A nervous giggle started working its way up from her belly. Gritting her teeth, Shelby tightened her abs, hoping to stave off the very inopportune timing of her most hated reflex.

Fuck.

This was not the time for making noise—especially not the high-pitched sound that had resulted in her having the nickname The Squeaker growing up. Okay, it hadn’t just been the giggle. She’d never gotten rid of her little-girl voice—no matter how many voice lessons she’d had—and now it was that sound that had telemarketers asking if her mommy was home when she answered the phone that was going to get her straight-up murdered.

Focus, Shelby. Be the badass your tats promise you are.

She had several, but her biggest was a detailed leaf tattoo the length of her forearm. It wasn’t exactly a skull and crossbones with a bloody dagger tough, but getting it had hurt like a bitch and she’d survived. That meant she could live through this.

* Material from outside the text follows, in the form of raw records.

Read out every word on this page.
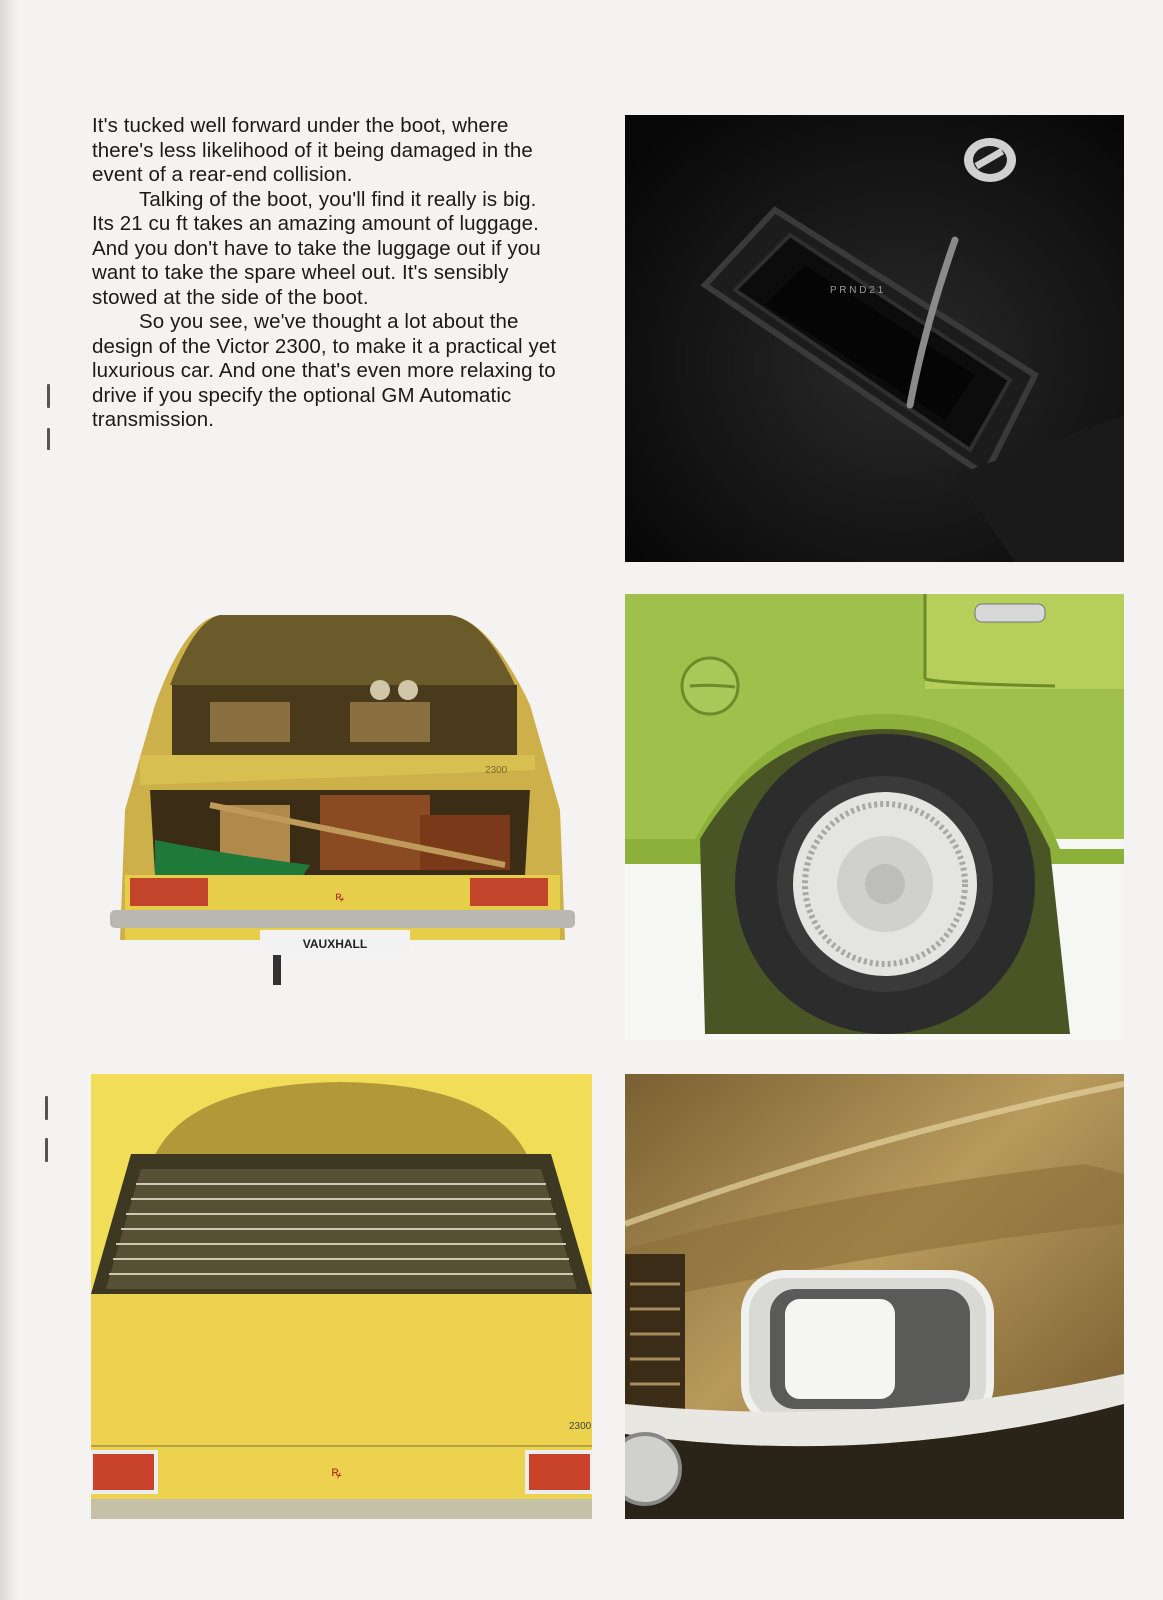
It's tucked well forward under the boot, where there's less likelihood of it being damaged in the event of a rear-end collision.

Talking of the boot, you'll find it really is big. Its 21 cu ft takes an amazing amount of luggage. And you don't have to take the luggage out if you want to take the spare wheel out. It's sensibly stowed at the side of the boot.

So you see, we've thought a lot about the design of the Victor 2300, to make it a practical yet luxurious car. And one that's even more relaxing to drive if you specify the optional GM Automatic transmission.

P R N D 2 1
ꝶ
2300
VAUXHALL
ꝶ
2300
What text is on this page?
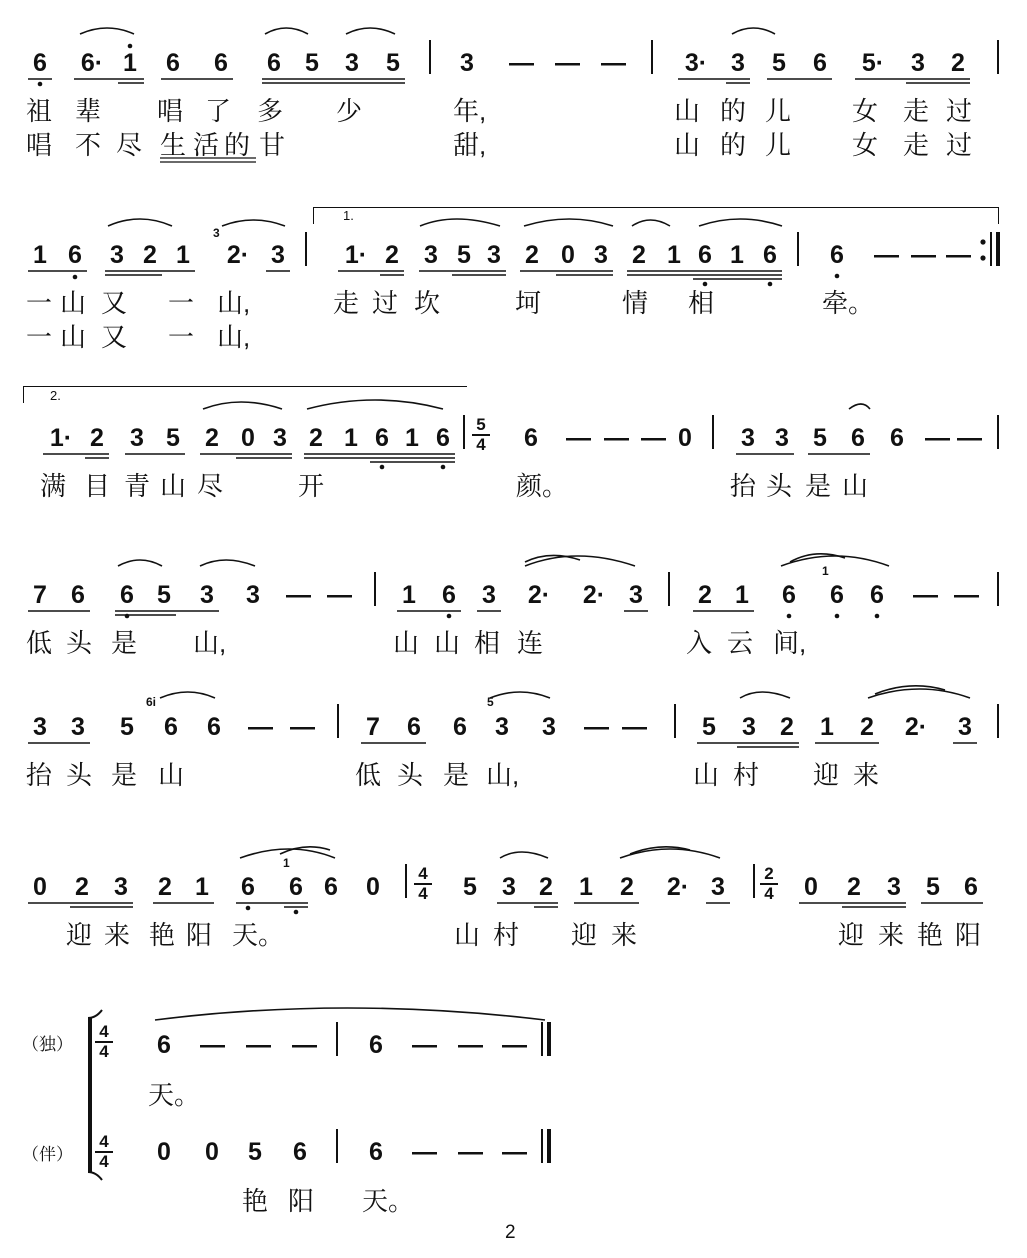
6 6· 1 6 6 6 5 3 5 3 — — — 3· 3 5 6 5· 3 2
祖 辈 唱 了 多 少	年,	山 的 儿 女 走 过
唱 不 尽 生 活 的 甘	甜,	山 的 儿 女 走 过
1 6 3 2 1 2· 3 1· 2 3 5 3 2 0 3 2 1 6 1 6 6 — — —
3
1.
一 山 又 一 山,	走 过 坎	坷	情 相	牵。
一 山 又 一 山,
2.
1· 2 3 5 2 0 3 2 1 6 1 6	6 — — — 0 3 3 5 6 6 — —
5
4
满 目 青 山 尽	开	颜。	抬 头 是 山
7 6 6 5 3 3 — — 1 6 3 2· 2· 3 2 1 6 6 6 — —
1
低 头 是 山,	山 山 相 连	入 云 间,
3 3 5 6 6 — — 7 6 6 3 3 — — 5 3 2 1 2 2· 3
6i	5
抬 头 是 山	低 头 是 山,	山 村 迎 来
0 2 3 2 1 6 6 6 0	5 3 2 1 2 2· 3	0 2 3 5 6
1
4
4
2
4
迎 来 艳 阳 天。	山 村 迎 来	迎 来 艳 阳
（独）
（伴）
4
4
4
4
6 — — — 6 — — —
天。
0 0 5 6 6 — — —
艳 阳 天。
2
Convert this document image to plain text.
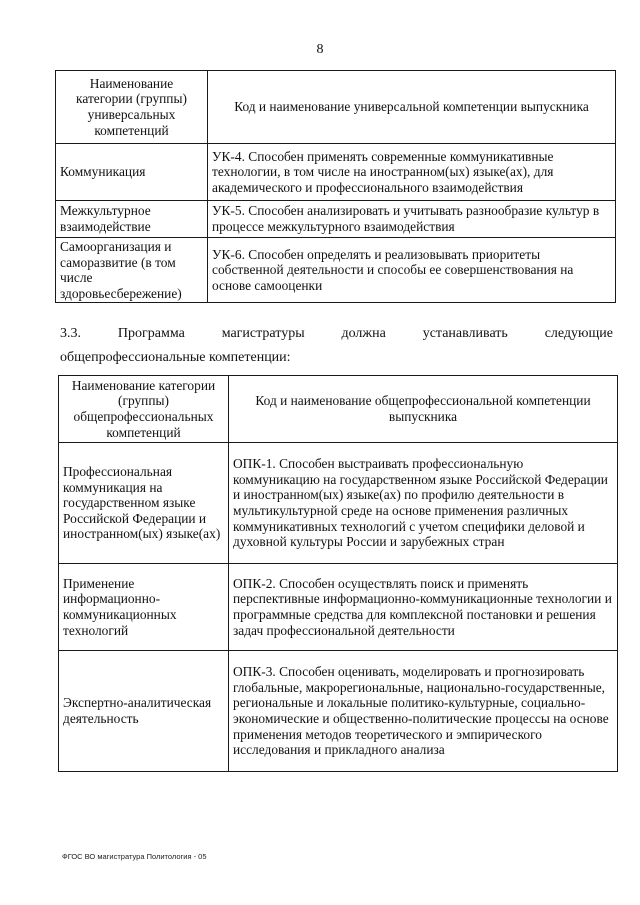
8
Наименование категории (группы) универсальных компетенций	Код и наименование универсальной компетенции выпускника
Коммуникация	УК-4. Способен применять современные коммуникативные технологии, в том числе на иностранном(ых) языке(ах), для академического и профессионального взаимодействия
Межкультурное взаимодействие	УК-5. Способен анализировать и учитывать разнообразие культур в процессе межкультурного взаимодействия
Самоорганизация и саморазвитие (в том числе здоровьесбережение)	УК-6. Способен определять и реализовывать приоритеты собственной деятельности и способы ее совершенствования на основе самооценки
3.3. Программа магистратуры должна устанавливать следующие
общепрофессиональные компетенции:
Наименование категории (группы) общепрофессиональных компетенций	Код и наименование общепрофессиональной компетенции выпускника
Профессиональная коммуникация на государственном языке Российской Федерации и иностранном(ых) языке(ах)	ОПК-1. Способен выстраивать профессиональную коммуникацию на государственном языке Российской Федерации и иностранном(ых) языке(ах) по профилю деятельности в мультикультурной среде на основе применения различных коммуникативных технологий с учетом специфики деловой и духовной культуры России и зарубежных стран
Применение информационно-коммуникационных технологий	ОПК-2. Способен осуществлять поиск и применять перспективные информационно-коммуникационные технологии и программные средства для комплексной постановки и решения задач профессиональной деятельности
Экспертно-аналитическая деятельность	ОПК-3. Способен оценивать, моделировать и прогнозировать глобальные, макрорегиональные, национально-государственные, региональные и локальные политико-культурные, социально-экономические и общественно-политические процессы на основе применения методов теоретического и эмпирического исследования и прикладного анализа
ФГОС ВО магистратура Политология - 05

The steps got closer, and she pictured a Goliath of a guy, maybe with a little drool stuck to the corner of his mouth and wild black eyes, walking toward the open bedroom door. She adjusted her sweat-slick grip on the flashlight stun gun—thank you, nerves, for adding that to the mix. Letting out a deep breath, she put her thumb on the switch that would turn on the super-bright light and her finger on the button that would turn on the arc of electricity.

According to the self-defense course she’d taken after the threats got more than the usual you’re-a-real-bitch-and-I-hope-you-get-raped variety of being female on the internet, the light would momentarily startle her attacker so she could get in close enough to jab the electric arc into a sensitive spot. The jolt wouldn’t be enough to knock him out, but it would incapacitate him long enough for her to run down the stairs, grab her car keys, and get the hell out of this Stephen King book in the making.

He walked through the door, pausing just inside, presumably looking at the tumble of sheets and blankets on the empty bed.

Too bad, asshole, I’m not waiting for you to attack.

Shelby let out a banshee shriek—okay, squeak. The man whirled around, hands curled into fists. She flipped on the flashlight on the inhale as he reared back, and then she shoved the arcing end into his stomach. Technically, she was supposed to hold it there for three seconds. She got maybe half of one before her grip slipped and she lost contact. He stumbled back, letting out a low rumbly yowl of pain.

That’s when she was supposed to run, sprinting away from death and danger. But she didn’t, not once her flashlight’s beam landed on the man’s face and her stomach dropped down to the cabin’s wine cellar.

Ian Petrov. Hockey player. Curly haired, bearded sex god. The one person in the world who hate

d her more than anyone else in the world.